Polizeiliche Kriminalstatistik und Zahlen der Frauenhäuser

Straftaten gegen die sexuelle Selbstbestimmung

Die Polizeiliche Kriminalstatistik für Lübeck verzeichnete in den vergangenen Jahren zunächst eine kontinuierliche Abnahme, dann eine Stagnation der polizeilich registrierten Delikte gegen die sexuelle Selbstbestimmung. 2017 kam es zu einem deutlichen Anstieg der Zahlen - von 128 (2014) auf 257 (2017).
Neu ist der Tatbestand der sexuellen Belästigung (2017 in Lübeck 63 Fälle; §184i StGB) . Hintergrund für den Anstieg der Delikte gegen die sexuelle Selbstbestimmung ist auch die Veränderung des „Gesetzes zur Verbesserung des Schutzes der sexuellen Selbstbestimmung“ (§177 Abs. 1 StGB).

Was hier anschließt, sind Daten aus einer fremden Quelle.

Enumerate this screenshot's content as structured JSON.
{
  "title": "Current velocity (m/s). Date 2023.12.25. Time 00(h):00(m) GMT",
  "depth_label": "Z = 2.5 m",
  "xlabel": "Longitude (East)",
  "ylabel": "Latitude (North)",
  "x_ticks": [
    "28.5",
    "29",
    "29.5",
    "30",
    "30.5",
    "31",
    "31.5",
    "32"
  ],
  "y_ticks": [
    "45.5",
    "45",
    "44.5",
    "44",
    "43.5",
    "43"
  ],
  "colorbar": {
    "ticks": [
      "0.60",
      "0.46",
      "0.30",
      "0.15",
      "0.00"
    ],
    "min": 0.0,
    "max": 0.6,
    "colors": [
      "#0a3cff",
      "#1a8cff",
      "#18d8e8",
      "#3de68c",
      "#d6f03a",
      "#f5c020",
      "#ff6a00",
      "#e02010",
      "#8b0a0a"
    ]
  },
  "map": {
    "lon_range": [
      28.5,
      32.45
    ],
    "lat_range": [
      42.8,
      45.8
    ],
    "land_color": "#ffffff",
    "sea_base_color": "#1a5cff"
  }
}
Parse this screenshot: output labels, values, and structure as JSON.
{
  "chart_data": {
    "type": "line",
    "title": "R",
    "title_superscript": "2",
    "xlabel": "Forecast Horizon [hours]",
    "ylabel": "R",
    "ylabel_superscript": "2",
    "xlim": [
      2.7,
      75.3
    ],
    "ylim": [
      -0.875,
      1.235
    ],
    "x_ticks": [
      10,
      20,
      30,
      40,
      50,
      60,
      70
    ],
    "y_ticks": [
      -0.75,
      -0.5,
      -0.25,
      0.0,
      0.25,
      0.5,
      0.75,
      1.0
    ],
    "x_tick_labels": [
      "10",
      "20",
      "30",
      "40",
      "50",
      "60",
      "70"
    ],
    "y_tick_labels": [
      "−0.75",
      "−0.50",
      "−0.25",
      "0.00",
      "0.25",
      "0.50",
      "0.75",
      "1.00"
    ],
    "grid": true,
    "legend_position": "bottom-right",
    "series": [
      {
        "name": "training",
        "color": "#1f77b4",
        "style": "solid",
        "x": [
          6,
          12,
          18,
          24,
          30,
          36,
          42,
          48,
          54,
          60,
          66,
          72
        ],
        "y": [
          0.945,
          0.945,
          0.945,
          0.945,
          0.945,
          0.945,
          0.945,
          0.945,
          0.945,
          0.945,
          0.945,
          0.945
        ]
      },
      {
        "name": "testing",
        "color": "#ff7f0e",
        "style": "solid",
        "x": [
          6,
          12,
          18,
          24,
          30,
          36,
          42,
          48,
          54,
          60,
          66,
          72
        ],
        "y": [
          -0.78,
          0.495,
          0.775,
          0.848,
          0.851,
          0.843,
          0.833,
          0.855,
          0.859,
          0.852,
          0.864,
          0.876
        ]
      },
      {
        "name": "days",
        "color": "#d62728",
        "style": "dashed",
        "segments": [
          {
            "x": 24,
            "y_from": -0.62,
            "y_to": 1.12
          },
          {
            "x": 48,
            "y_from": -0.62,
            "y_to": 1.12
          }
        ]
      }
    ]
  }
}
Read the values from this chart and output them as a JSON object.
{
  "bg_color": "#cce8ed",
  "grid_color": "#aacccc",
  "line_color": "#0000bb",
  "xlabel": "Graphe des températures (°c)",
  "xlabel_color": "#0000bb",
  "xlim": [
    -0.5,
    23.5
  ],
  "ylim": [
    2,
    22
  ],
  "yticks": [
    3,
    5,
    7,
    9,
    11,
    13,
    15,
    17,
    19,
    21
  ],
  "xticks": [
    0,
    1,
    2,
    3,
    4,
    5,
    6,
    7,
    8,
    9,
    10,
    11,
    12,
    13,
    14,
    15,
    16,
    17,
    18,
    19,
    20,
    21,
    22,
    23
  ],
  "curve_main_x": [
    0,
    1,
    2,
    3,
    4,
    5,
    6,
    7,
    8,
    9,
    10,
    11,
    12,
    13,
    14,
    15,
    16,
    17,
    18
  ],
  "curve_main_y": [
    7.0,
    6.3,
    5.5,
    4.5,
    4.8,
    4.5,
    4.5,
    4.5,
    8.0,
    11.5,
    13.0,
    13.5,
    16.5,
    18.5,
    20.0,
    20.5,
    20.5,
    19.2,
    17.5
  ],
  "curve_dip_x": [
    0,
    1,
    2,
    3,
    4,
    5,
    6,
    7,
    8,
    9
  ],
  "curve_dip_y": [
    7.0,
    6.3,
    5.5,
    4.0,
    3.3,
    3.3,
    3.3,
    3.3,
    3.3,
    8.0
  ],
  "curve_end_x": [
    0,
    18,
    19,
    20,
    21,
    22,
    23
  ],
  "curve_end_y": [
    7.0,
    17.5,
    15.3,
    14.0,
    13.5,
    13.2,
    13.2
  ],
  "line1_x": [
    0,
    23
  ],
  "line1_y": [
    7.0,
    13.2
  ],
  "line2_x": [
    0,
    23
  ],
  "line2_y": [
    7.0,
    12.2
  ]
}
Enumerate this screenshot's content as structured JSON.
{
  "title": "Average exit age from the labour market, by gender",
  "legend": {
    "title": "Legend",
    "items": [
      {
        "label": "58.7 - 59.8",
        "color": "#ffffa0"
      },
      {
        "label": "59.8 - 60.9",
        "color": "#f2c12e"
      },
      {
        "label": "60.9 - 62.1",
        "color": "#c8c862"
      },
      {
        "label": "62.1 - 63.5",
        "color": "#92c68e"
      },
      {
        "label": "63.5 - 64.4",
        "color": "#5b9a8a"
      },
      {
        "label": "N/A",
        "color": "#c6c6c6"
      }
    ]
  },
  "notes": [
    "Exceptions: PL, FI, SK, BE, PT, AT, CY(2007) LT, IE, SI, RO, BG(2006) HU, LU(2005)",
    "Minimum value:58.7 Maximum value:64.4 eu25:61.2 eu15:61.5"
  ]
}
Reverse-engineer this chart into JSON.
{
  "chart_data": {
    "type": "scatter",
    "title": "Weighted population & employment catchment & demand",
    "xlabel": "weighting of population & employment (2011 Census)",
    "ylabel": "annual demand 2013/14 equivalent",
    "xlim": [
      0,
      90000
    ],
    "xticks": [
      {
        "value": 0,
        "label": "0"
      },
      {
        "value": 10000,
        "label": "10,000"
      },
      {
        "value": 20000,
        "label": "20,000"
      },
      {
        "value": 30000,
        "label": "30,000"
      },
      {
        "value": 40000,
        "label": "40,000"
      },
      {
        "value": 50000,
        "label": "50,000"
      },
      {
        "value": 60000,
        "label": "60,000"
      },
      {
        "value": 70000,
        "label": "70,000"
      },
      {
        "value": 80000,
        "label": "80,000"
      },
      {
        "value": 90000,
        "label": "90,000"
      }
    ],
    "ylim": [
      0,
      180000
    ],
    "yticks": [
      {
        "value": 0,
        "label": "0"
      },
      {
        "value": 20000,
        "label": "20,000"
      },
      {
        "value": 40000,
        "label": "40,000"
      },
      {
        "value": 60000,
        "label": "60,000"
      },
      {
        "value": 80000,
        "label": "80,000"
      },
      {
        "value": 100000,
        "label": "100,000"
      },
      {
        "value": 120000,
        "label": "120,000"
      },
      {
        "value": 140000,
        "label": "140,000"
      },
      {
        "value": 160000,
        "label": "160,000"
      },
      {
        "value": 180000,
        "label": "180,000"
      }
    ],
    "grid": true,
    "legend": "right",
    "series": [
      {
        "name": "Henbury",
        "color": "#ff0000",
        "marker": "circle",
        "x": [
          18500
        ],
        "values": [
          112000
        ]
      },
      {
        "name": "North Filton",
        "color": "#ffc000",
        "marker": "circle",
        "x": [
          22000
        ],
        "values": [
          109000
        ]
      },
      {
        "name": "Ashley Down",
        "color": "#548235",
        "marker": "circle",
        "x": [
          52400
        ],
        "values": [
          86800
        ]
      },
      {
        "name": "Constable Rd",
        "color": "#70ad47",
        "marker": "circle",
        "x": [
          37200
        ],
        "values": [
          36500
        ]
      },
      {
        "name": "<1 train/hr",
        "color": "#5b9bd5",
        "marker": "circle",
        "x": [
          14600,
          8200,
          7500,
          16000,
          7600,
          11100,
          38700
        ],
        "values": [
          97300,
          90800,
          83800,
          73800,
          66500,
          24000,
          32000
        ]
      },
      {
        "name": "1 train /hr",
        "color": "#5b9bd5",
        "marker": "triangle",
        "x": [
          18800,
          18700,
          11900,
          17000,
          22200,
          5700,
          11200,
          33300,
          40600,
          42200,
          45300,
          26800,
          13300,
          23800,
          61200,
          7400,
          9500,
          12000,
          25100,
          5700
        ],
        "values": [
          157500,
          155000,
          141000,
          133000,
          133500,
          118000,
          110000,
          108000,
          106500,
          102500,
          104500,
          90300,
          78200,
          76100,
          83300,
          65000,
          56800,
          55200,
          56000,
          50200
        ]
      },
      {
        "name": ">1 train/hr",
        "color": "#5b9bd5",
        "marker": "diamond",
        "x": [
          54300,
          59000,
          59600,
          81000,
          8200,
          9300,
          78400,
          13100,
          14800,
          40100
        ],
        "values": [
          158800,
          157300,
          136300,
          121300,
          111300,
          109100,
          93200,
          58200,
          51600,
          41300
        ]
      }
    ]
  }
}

Zahl Frauen und Kinder in Frauenhäusern Lübeck 2006-2017

In den Jahren 2014-17 fanden pro Jahr zwischen 400 und 338 Frauen und Kinder Schutz vor Gewalt in einem der beiden Lübecker Frauenhäuser. 2010 konnten in beiden Häusern – aufgrund der damals höheren Platzzahl - noch 487 Frauen und Kinder Zuflucht finden. Bis Ende 2011 verfügte Lübeck über 82 Frauenhaus-Plätze (AWO: 42, Verein „Frauen helfen Frauen e.V.“ 40 Plätze). Dann wurde die Plätze des AWO-Frauenhauses von der damaligen Landesregierung abgebaut. 2013 wurde es mit nur 15 (statt 36) vom Land finanzierten Plätzen wiedereröffnet. Auch die Stadt sparte daraufhin 6 städtische finanzierte Plätze ein.
Aufgrund der dauerhaften Überbelegung beider Frauenhäuser und der hohen Zahl der Frauen und Kinder, die abgewiesen werden mussten (siehe unten), beschloss die Bürgerschaft im November 2017, rund 250.000 Euro für 14 zusätzliche Frauenhausplätze zur Verfügung zu stellen. Das Ministerium für Justiz, Europa, Verbraucherschutz und Gleichstellung legte 2019 ein befristetes Landesprogramm für 30 weitere Plätze auf, von denen 5 Plätze auf Lübeck entfallen.